Le Banquet: Ce que vous dites pose la question, d’une part, de l’autonomie de la prise de décision, d’autre part, de la possibilité de revirement. Existe-t-il un moment où quelqu’un, qui ne peut sans doute être que le président de la République, éventuellement conseillé par un ministre, peut déclarer, par exemple, que la position traditionnelle à l’égard de la Russie, de la Chine, de l’Europe, des États-Unis, du dossier moyen-oriental, etc. doit changer pour telle ou telle raison, ce qui signifie qu’on rompt en connaissance de cause avec telle partie de l’héritage gaullo-mitterrandien, ou plus ancien, et qu’on affirme de nouvelles options?

H. V.: Il n’y a pas de rupture, au sens où il ne peut y avoir d’abolition brusque des réalités historiques, géographiques, politiques, culturelles, des mentalités et de nos systèmes d’alliance. Mais il peut exister des inflexions lourdes (par exemple, le discours à la Knesset en Israël en 1982 et le discours au Bundestag). La dernière grande décision de rupture a été celle du général de Gaulle lorsqu’il a décidé en 1966 de sortir du commandement intégré de l’OTAN (ou sa conférence de presse de 1967 sur le Proche Orient).

Le Banquet: Ou, sur un mode mineur, ce que votre successeur a fait avant le déclenchement de la guerre contre l’Irak, même s’il ne s’agit pas à proprement parler d’une rupture.

H. V.: Sans vouloir réduire l’importance de cet épisode, cela n’a pas eu la même portée. La guerre a eu lieu quand même et la France n’a pas cherché à rompre avec l’Alliance atlantique ni refuser tout travail en commun avec les États-Unis. D’ailleurs, Jacques Chirac et ses gouvernements ont vite cherché des occasions de coopérer de façon visible avec les Américains. Alors que la décision du général de Gaulle fut une décision fondatrice et durable: personne n’a osé revenir dessus, même si ses successeurs ont été pragmatiques et ont essayé par la suite de redevenir inter-opérables et compatibles avec les forces de l’OTAN. Mais aucun président français, je pense (et j’espère), n’acceptera de soumettre à nouveau notre pays à un engagement automatique.

Le Banquet: Vous avez évoqué la question tchétchène. Il existe plusieurs manières, lourdes de conséquences, de gérer ce dossier.

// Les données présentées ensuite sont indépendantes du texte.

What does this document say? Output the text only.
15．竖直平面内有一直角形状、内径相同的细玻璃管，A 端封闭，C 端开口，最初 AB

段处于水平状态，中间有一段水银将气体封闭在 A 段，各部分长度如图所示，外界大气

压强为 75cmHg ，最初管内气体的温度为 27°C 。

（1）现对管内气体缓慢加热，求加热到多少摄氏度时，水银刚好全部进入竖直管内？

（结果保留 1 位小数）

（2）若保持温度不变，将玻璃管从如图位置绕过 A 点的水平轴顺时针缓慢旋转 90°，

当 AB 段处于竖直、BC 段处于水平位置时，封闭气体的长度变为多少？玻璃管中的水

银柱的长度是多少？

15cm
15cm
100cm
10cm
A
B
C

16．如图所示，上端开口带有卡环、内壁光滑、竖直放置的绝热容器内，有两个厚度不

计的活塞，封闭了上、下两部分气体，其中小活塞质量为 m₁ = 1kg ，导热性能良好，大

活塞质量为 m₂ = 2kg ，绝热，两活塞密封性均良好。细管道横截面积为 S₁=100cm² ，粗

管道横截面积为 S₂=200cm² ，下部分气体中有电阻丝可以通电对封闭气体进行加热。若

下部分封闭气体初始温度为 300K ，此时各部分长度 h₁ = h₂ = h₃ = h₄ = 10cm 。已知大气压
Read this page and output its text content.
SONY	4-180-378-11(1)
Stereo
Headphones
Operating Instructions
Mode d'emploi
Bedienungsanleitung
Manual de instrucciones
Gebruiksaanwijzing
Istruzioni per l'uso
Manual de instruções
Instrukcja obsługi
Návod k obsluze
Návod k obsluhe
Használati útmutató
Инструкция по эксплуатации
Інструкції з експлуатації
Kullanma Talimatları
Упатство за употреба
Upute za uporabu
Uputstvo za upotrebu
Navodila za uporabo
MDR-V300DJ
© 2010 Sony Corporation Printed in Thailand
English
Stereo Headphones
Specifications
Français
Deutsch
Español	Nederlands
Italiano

H. V.: Il devrait y avoir pour les Russes une autre façon de le gérer. Et pour nous, une façon d’en parler, de ne pas escamoter le sujet, de dire au contraire aux Russes qu’ils doivent chercher une solution politique et pas seulement militaire sans rompre la relation nécessaire avec la Russie. Même si on sait que nos moyens de pression sur la Russie sont limités du fait de nos besoins en gaz et en pétrole. On ne peut être exclusivement droits-de-l’hommiste, ni réaliste au mauvais sens du terme (même si au total la Realpolitik a fait couler moins de sang que l’utopisme). Dans les sociétés modernes, être réaliste, c’est aussi tenir compte du poids des opinions publiques, la nôtre et celle des autres.

Les décisions inachevées

Le Banquet: Indépendamment des décisions pénibles que vous avez évoquées, y a-t-il des décisions que, à la lumière notamment des événements ultérieurs vous regrettez d’avoir prises ou de ne pas avoir prises?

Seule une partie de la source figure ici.